Calculation Accuracy
Formatting Kruskal-Wallis results by hand is tedious and error-prone — especially the post-hoc comparisons with Bonferroni correction. StatMate's free Kruskal-Wallis calculator automates the entire process:
- Enter your group data and get the H statistic, exact p value, and epsilon squared instantly
- Automatic Dunn's post-hoc test with Bonferroni correction when the omnibus test is significant
- Copy-ready APA formatted results paragraph with one click
- Free PDF export of your complete analysis including effect sizes
- Visual box plots comparing each group's distribution
No manual rank calculations, no formula errors, no forgotten correction factors. Paste your data, review the results, and copy the APA-formatted output directly into your manuscript.
Try the Kruskal-Wallis Calculator
Frequently Asked Questions
What is the correct APA format for reporting a Kruskal-Wallis test?
The standard format is: H(df) = X.XX, p = .XXX, ε^2^ = .XX. For example: H(2) = 18.42, p < .001, ε^2^ = .31. Include the test justification, descriptive statistics with medians and IQRs, and post-hoc pairwise comparisons when the omnibus test is significant.
What descriptive statistics should I report alongside Kruskal-Wallis results?
Report medians (Mdn) and interquartile ranges (IQR) as your primary descriptive statistics. You may also report mean ranks if they help clarify the group ordering. Avoid reporting means and standard deviations as the sole descriptive statistics because they assume a symmetric distribution, which contradicts your rationale for choosing a nonparametric test.
How do I calculate epsilon squared for a Kruskal-Wallis test?
Use the formula ε^2^ = H / (N - 1), where H is the test statistic and N is the total sample size. Interpret the result using these benchmarks: .01 = small effect, .06 = medium effect, .14 = large effect. For example, with H = 18.42 and N = 60, ε^2^ = 18.42 / 59 = .31 (large effect).
When should I use Dunn's test vs pairwise Mann-Whitney U tests?

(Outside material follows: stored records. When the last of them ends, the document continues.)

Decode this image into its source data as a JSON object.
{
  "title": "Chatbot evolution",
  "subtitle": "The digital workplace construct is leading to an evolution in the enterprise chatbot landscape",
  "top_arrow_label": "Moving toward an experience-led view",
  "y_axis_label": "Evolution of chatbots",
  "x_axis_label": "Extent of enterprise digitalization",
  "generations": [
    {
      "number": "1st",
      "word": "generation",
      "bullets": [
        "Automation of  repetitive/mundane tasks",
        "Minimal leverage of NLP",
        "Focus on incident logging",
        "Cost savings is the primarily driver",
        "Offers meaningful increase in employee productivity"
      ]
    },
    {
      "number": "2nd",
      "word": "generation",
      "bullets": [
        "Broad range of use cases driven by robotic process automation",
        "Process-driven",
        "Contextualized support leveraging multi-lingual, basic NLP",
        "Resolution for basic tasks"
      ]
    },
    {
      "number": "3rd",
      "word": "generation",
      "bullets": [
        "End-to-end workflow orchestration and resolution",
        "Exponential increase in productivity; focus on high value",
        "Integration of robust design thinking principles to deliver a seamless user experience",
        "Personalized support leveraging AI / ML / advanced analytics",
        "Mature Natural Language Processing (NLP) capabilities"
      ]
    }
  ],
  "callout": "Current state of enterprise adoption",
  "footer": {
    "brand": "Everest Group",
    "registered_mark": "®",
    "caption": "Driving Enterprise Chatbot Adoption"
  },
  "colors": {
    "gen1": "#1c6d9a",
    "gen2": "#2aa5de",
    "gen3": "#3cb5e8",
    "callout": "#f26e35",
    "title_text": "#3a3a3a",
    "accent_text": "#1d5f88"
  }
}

Dunn's test is preferred because it uses the same ranking from the original Kruskal-Wallis omnibus test, maintaining statistical consistency. Pairwise Mann-Whitney U tests re-rank the data for each comparison, which can lead to different rank orderings. Both require a correction for multiple comparisons (Bonferroni or Holm), but Dunn's test is the more methodologically sound choice.
What is the difference between Kruskal-Wallis and Friedman tests?
The Kruskal-Wallis test compares three or more independent groups (different participants in each group), while the Friedman test compares three or more related groups (the same participants measured under all conditions). The Kruskal-Wallis test is the nonparametric equivalent of the one-way ANOVA; the Friedman test is the nonparametric equivalent of repeated measures ANOVA.